Caching Surrogate Model Outputs for Sub-Second API Responses

Repeated scenario queries should cost microseconds, not seconds. Redis, in-memory caching, and cache invalidation strategies for simulation services. Skill 9 of 20.

business skills
caching
Redis
performance
R
Author

Jong-Hoon Kim

Published

April 24, 2026

1 The performance problem

An analyst opens your dashboard and selects “Run scenario: 30% transmission reduction for district_a”. Your system runs the surrogate model, queries TimescaleDB, formats the response — 800 milliseconds. She tweaks the slider to 32% and clicks again — another 800 ms. Thirty interactions later, she is frustrated.

But all those slider positions are over the same data. The EnKF state was last updated 12 hours ago, and the surrogate model output for \((β_{\text{reduced}}, \text{district\_a})\) is fully deterministic. The second, third, and subsequent identical requests are wasted compute.
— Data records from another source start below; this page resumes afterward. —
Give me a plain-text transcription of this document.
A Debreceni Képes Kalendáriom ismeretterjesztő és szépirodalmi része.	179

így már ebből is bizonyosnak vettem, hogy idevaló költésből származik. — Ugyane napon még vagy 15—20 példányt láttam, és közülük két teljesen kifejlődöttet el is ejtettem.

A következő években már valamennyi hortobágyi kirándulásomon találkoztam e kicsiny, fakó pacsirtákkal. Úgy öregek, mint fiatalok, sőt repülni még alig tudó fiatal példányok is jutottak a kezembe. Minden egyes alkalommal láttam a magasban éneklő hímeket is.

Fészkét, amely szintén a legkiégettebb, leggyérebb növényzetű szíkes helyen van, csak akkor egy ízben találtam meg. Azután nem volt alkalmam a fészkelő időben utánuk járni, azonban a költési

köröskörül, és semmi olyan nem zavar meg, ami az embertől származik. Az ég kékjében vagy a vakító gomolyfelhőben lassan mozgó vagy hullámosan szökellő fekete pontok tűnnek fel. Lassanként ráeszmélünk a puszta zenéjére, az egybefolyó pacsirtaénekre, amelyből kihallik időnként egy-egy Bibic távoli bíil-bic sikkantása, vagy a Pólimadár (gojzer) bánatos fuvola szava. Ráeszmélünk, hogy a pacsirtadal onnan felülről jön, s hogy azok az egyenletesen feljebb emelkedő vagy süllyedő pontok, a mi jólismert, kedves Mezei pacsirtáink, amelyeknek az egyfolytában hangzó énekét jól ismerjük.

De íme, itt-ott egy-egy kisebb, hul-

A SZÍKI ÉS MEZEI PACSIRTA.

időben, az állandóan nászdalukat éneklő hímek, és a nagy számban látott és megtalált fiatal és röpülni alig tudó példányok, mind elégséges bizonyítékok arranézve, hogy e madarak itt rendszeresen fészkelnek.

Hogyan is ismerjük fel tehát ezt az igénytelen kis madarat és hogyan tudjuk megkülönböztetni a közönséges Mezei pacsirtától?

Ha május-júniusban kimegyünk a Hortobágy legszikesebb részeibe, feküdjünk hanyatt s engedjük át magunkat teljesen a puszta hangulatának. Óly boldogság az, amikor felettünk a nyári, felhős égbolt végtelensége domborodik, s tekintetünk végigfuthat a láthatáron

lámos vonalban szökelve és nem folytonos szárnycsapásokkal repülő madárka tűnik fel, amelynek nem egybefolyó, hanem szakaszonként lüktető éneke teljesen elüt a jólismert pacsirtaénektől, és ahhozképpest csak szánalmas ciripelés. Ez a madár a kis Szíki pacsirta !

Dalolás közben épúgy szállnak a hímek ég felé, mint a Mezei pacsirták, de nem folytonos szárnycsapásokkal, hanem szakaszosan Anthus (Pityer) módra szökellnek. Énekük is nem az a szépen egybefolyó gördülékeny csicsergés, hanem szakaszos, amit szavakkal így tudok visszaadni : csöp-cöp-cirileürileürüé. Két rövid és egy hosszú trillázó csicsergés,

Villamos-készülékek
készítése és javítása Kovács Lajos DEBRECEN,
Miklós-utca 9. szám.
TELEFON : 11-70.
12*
Caching (1) stores the result of an expensive computation and returns the stored value instantly on repeated requests — as long as the underlying data has not changed.

2 Two levels of caching

Level 1 — In-process (R session). The memoise package (2) wraps any R function so its results are stored in memory. Cost: zero infrastructure.

Level 2 — Shared cache (Redis). A Redis key-value store holds results accessible by all workers and persists across process restarts. Cost: one Redis container.

3 Level 1: memoise in R

library(memoise)

# Expensive surrogate model call (simulated with Sys.sleep)
slow_surrogate <- function(beta, location_id) {
  Sys.sleep(0.1)   # simulate 100ms model evaluation
  list(
    peak_cases  = round(100000 * 0.4 * beta / 0.35),
    peak_day    = round(25 / beta),
    location_id = location_id
  )
}

# Memoised version — results cached after first call
fast_surrogate <- memoise(slow_surrogate)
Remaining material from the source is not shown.